The alpine collisions propagated far north under Western Europe. This led to the formation of the Rhône, Bresse and Rhing graves and increased subsidence in the Central Grave and the Viking Grave in the North Sea. Worn-out massifs were transformed into quarry mountains, and in the sediment basins elongated ridges arose, along Tornquist zones. At the same time, the Mesozoic layers on SV-Bornholm were “alpine” folded.

During the Quaternary ice ages, large parts of northern Europe as well as the Alps were several times covered by ice caps and glaciers, which at the time of the melting left a cover of moraine and meltwater deposits. In front of the rim of the northern European ice cap, the finest material, clay, silt and fine sand, was deposited by the wind as loess. South of the icy and loosely covered areas, strongly reddish soils have been preserved in many places, which were formed by weathering during the warmer climate of the Tertiary period.

Europe’s ore deposits

Europe has a very traditional mining industry with numerous, early known ore deposits, such as mining of tin in Cornwall in the Bronze Age, silver in Kongsberg under Christian IV and copper in southern Germany and in Cyprus. The vast majority of the deposits are now depleted, which has created major social problems in communities that have lived off mining for generations. Known examples are the closure of coal mines in the UK and Germany.

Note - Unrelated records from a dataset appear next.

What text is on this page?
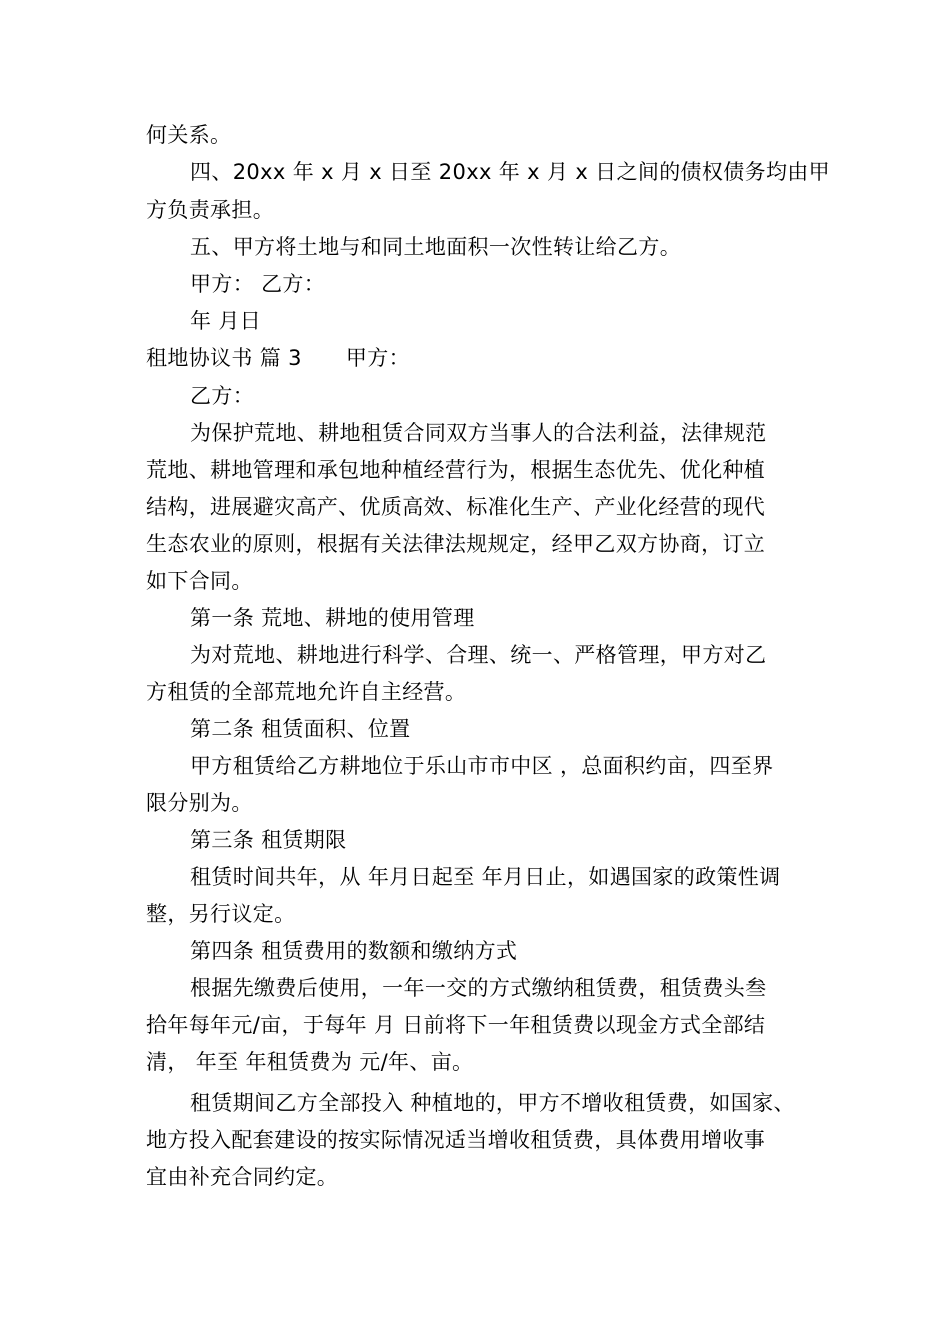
何关系。
四、20xx 年 x 月 x 日至 20xx 年 x 月 x 日之间的债权债务均由甲
方负责承担。
五、甲方将土地与和同土地面积一次性转让给乙方。
甲方： 乙方：
年 月日
租地协议书 篇 3 甲方：
乙方：
为保护荒地、耕地租赁合同双方当事人的合法利益，法律规范
荒地、耕地管理和承包地种植经营行为，根据生态优先、优化种植
结构，进展避灾高产、优质高效、标准化生产、产业化经营的现代
生态农业的原则，根据有关法律法规规定，经甲乙双方协商，订立
如下合同。
第一条 荒地、耕地的使用管理
为对荒地、耕地进行科学、合理、统一、严格管理，甲方对乙
方租赁的全部荒地允许自主经营。
第二条 租赁面积、位置
甲方租赁给乙方耕地位于乐山市市中区 ，总面积约亩，四至界
限分别为。
第三条 租赁期限
租赁时间共年，从 年月日起至 年月日止，如遇国家的政策性调
整，另行议定。
第四条 租赁费用的数额和缴纳方式
根据先缴费后使用，一年一交的方式缴纳租赁费，租赁费头叁
拾年每年元/亩，于每年 月 日前将下一年租赁费以现金方式全部结
清， 年至 年租赁费为 元/年、亩。
租赁期间乙方全部投入 种植地的，甲方不增收租赁费，如国家、
地方投入配套建设的按实际情况适当增收租赁费，具体费用增收事
宜由补充合同约定。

Deposits of iron ore and coal in Britain, Lorraine and western Germany were important preconditions for the breakthrough of industrialization in the 1800’s.

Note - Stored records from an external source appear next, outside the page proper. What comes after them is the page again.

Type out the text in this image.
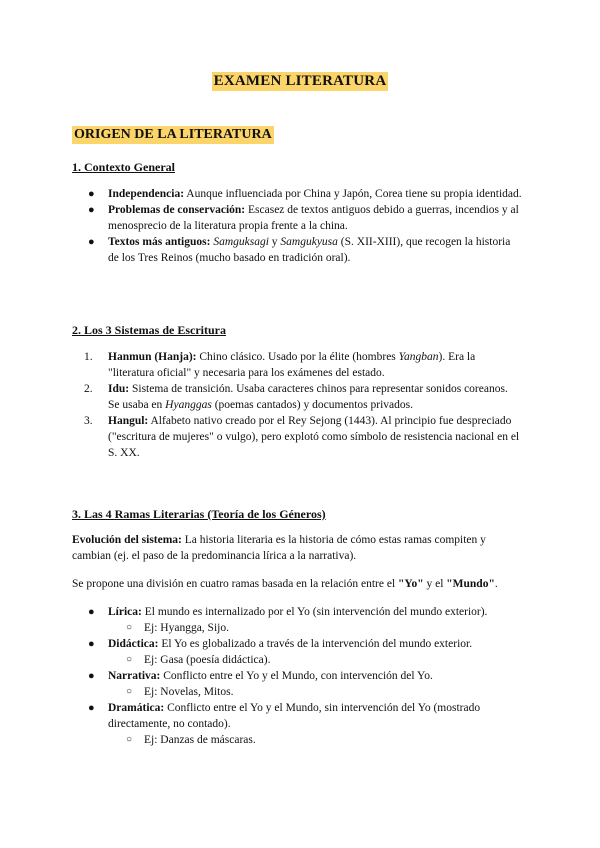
EXAMEN LITERATURA
ORIGEN DE LA LITERATURA
1. Contexto General
● Independencia: Aunque influenciada por China y Japón, Corea tiene su propia identidad.
● Problemas de conservación: Escasez de textos antiguos debido a guerras, incendios y al menosprecio de la literatura propia frente a la china.
● Textos más antiguos: Samguksagi y Samgukyusa (S. XII-XIII), que recogen la historia de los Tres Reinos (mucho basado en tradición oral).
2. Los 3 Sistemas de Escritura
1. Hanmun (Hanja): Chino clásico. Usado por la élite (hombres Yangban). Era la "literatura oficial" y necesaria para los exámenes del estado.
2. Idu: Sistema de transición. Usaba caracteres chinos para representar sonidos coreanos. Se usaba en Hyanggas (poemas cantados) y documentos privados.
3. Hangul: Alfabeto nativo creado por el Rey Sejong (1443). Al principio fue despreciado ("escritura de mujeres" o vulgo), pero explotó como símbolo de resistencia nacional en el S. XX.
3. Las 4 Ramas Literarias (Teoría de los Géneros)

Evolución del sistema: La historia literaria es la historia de cómo estas ramas compiten y cambian (ej. el paso de la predominancia lírica a la narrativa).

Se propone una división en cuatro ramas basada en la relación entre el "Yo" y el "Mundo".

● Lírica: El mundo es internalizado por el Yo (sin intervención del mundo exterior).
○ Ej: Hyangga, Sijo.
● Didáctica: El Yo es globalizado a través de la intervención del mundo exterior.
○ Ej: Gasa (poesía didáctica).
● Narrativa: Conflicto entre el Yo y el Mundo, con intervención del Yo.
○ Ej: Novelas, Mitos.
● Dramática: Conflicto entre el Yo y el Mundo, sin intervención del Yo (mostrado directamente, no contado).
○ Ej: Danzas de máscaras.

Mineral deposits associated with granitic rocks are known, among other things. from Cornwall, the Harz Mountains, the Ore Mountains, France, the Iberian Peninsula and from the North, from which tungsten, molybdenum, cobalt and tin were previously mined. Today, only a few granitic uranium deposits are mined in France. Copper, lead, zinc and barium deposits associated with volcanic rocks are mined in the Nordic countries, Cyprus and the Iberian Peninsula. Lead and zinc from sedimentary carbonate rocks are mined in Ireland and the Alps, and copper is mined from black shales in Poland. BIF (banded iron ores), sedimentary manganese deposits and uranium-containing shales are exploited in the Iberian Peninsula, the Nordic countries, Russia and Ukraine. Magmatic deposits with chromium, nickel and copper are mined in the Balkans and in the Nordic countries, Russia and Cyprus. Phosphorineral apatite is mined from magmatic deposits in Finland and Russia. In recent years, Europe has become gold-producing from small deposits in The Nordic countries, France, Spain and Eastern Europe.